Telethon Knockout: How State TV Is Beating Real Journalism to Death
колаж: рух "Чесно"
Source: Author’s Facebook page
The majority of Ukrainians now get their news from social media — a battlefield where truth bleeds daily. Telegram channels, anonymous posts, and amateur YouTube pundits have replaced editors and ethics. What we call “information” today is often just noise — loud, addictive, and dangerously unaccountable.
Ultimately, we can improve content and try to protect people from anonymous sources and foreign propaganda. But that won’t change the nature of social media — it will remain what it is. We’ve found ourselves in a reality where professional journalism has become an appendix to social networks rather than a genuine companion to people’s daily information lives.
Thanks to the tireless efforts of our “brilliant” leadership, the role of television in Ukraine was dismantled far earlier than anywhere else in Europe. The creation of the so-called “Marathon” became nothing less than a knockout blow to Ukrainian television. And believe me, we won’t recover from it. Even when life returns to something resembling normal, and the idea of merging oligarch-owned TV channels into a single propaganda stream finally collapses, public trust in television will never return.
This administration has buried Ukrainian television — that’s not a forecast, it’s a fact. In many European countries, things haven’t gone this far: television there still holds some authority, though it, too, is in decline — only more slowly, because they are not at war.
Of course, these technological shifts are a serious challenge for the future of Ukrainian media. The question is: how do we respond to this challenge, especially when it’s layered on top of wartime realities?
First, we have to face it, not deny it. If we cling to the illusion that traditional media will somehow survive while social networks dominate — and while yesterday’s viewers and readers drift toward people who have never practiced journalism — we will simply vanish. To remain relevant, we must fight the competitor on their own field.

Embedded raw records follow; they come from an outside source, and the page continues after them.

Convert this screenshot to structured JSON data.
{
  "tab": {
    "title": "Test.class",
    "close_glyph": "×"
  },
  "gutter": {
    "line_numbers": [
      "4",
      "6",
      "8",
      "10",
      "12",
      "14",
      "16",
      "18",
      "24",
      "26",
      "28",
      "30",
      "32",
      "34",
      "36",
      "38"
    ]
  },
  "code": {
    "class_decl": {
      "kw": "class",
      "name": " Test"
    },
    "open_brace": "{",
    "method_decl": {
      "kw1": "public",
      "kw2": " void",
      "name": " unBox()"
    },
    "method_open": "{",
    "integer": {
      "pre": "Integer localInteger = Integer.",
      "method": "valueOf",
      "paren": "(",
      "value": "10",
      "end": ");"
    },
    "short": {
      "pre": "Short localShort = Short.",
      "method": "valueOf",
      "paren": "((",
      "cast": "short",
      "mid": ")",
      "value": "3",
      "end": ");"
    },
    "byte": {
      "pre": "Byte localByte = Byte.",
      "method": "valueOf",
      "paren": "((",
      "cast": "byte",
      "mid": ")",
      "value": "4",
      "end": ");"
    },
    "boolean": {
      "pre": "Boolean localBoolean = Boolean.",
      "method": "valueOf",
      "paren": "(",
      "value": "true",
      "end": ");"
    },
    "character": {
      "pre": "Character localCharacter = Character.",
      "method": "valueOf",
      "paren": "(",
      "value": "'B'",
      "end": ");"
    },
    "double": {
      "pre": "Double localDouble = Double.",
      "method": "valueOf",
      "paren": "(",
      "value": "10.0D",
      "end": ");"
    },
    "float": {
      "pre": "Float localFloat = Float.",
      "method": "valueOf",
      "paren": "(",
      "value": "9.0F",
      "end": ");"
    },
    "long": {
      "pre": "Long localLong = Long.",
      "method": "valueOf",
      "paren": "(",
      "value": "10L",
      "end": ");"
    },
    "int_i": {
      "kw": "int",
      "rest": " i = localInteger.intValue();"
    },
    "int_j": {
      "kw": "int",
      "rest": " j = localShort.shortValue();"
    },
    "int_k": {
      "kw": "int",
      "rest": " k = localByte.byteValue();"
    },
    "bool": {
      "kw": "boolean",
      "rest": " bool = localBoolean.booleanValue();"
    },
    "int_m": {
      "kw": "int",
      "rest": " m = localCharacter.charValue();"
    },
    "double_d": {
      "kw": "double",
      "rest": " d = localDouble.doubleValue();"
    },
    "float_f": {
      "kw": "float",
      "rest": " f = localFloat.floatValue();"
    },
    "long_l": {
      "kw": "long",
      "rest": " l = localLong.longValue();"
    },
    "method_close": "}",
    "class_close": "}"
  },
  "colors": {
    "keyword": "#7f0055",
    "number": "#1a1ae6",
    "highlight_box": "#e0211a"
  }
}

And when it comes to shaping public opinion, we must remember: Russian propaganda must also be fought on its own battlefield. Moscow built Russia Today for Europe and the West — and for Ukraine, it has built a swarm of anonymous Telegram channels (and some not so anonymous) that mimic the tone and style of pro-presidential Ukrainian media. The resemblance — both in form and substance — is no coincidence.
People frequently get lost and can’t tell where the Office is — or where President Putin’s administration begins. That, too, is a challenge, I understand. Each publication and each journalist with their own name and credibility must fight for a place in this information space. If we stay present and continue to defend the right to quality information, we gradually push out those who promote misinformation — let’s put it that way.
When I look at the top ten Ukrainian YouTube bloggers, I often think: on the one hand, of course, I’m not supposed to be a blogger. I’m a publicist, a serious professional; I shouldn’t have to compete with people who barely know what they’re talking about and just say whatever pleases the crowd. But on the other hand, I realize — if I’m not there, that entire list will be filled with even more amateurs, populists, and speculators.